We need to realize that everything that we do is actually a choice we are given to see if we want to be like God or we would just like to be on our own which, in the end, would lead us nowhere but to be against God.

We have to be clear and explicit about the intention of all our human acts. God should be the principal end of our actions in the sense that he should not just be treated as a minor or peripheral or optional motive for all our actions. In everything that we do, we should be aware that it is done because of God, first, last and always.

Besides, God should also be the ultimate end of all our actions. Nothing and no one is higher than him. He can never be considered simply as an intermediate end. We can have many, and even endless, intermediate intentions in our actions—like earning money, helping the family, succeeding in some business, etc.—but all these should lead us to God.

Because of that, we should always find ways of how we can relate everything to God.
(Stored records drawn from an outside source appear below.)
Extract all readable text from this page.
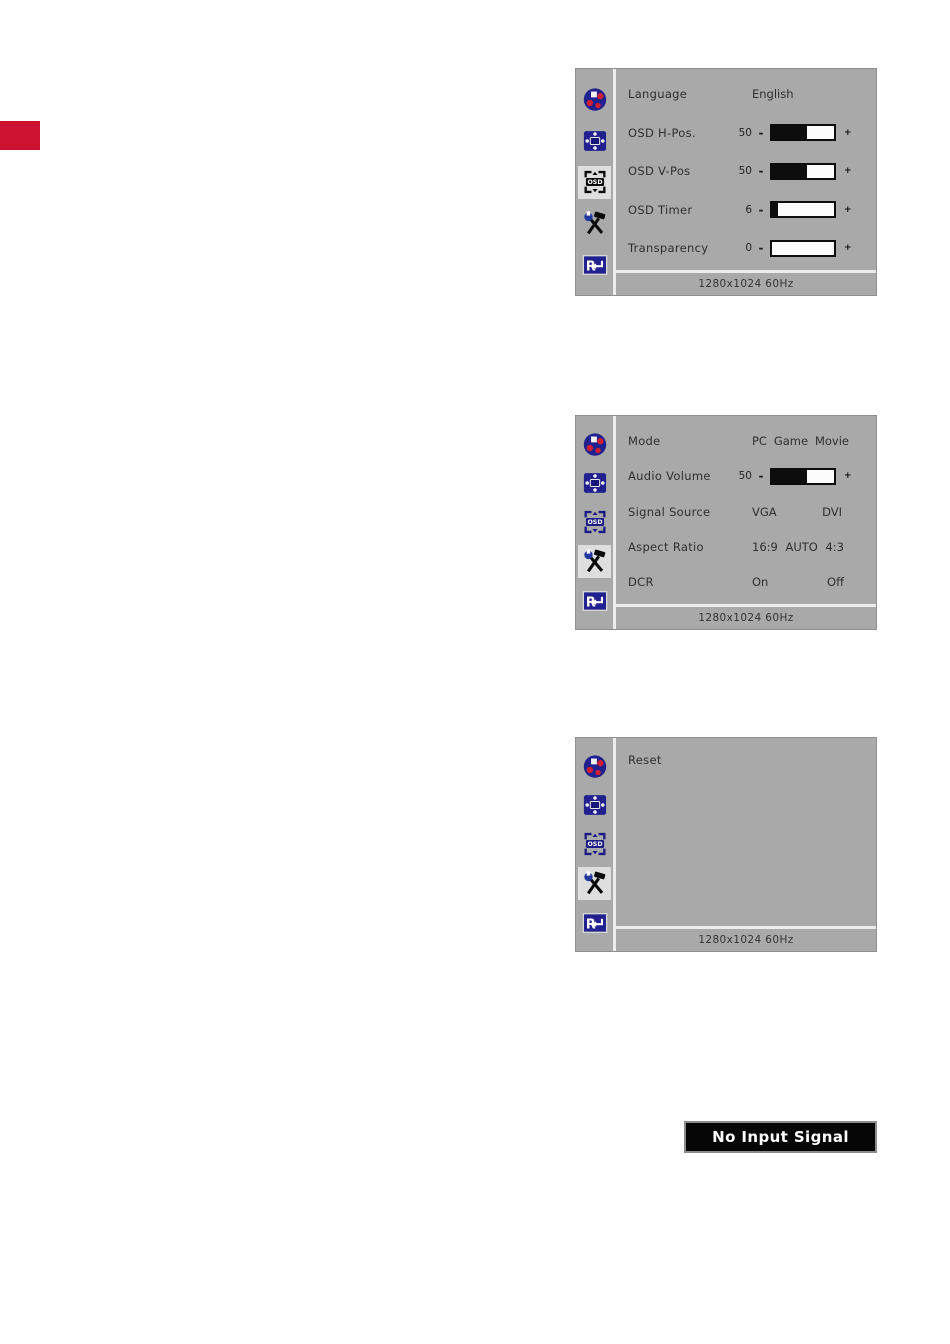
Language	English
OSD H-Pos.	50 -	+
OSD V-Pos	50 -	+
OSD Timer	6 -	+
Transparency	0 -	+
1280x1024 60Hz
Mode	PC Game Movie
Audio Volume	50 -	+
Signal Source	VGA	DVI
Aspect Ratio	16:9 AUTO 4:3
DCR	On	Off
1280x1024 60Hz
Reset
1280x1024 60Hz
No Input Signal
And this task can involve a number of things. We have to develop a strong and intimate relation with God, trying to know him more and more by studying the doctrine of our faith, gaining intimacy with him through prayer and meditation, coming up with an effective plan of life that would keep our intimate relation with God alive and abiding, etc.

That is why we have to realize that we need to undergo a continuing and life-long spiritual formation. And that’s because the basics and essentials, the old and absolute truth, which we may already know, will always have to cope and somehow need to be enriched by the changing incidentals in life, by the relative, innovative and other evolving things in our life.

In his second letter, St. Peter urges us to go on with our formation: “Strive diligently to supply your faith with virtue, your virtue with knowledge, your knowledge with self-control, your self-control with patience, your patience with piety, your piety with fraternal love, your fraternal love with charity.” (1,5-7)

And as we all know, charity is a never-ending affair, ever making new demands on us, and introducing us to more aspects, dimensions and challenges in life. It will always push us to do more, to give more, to be more.

With the increasingly complicated problems and challenges in our life today, we really need to do things with God and for God since he is the one who knows all things, who has the ultimate solutions to our problems, who can make the impossible possible.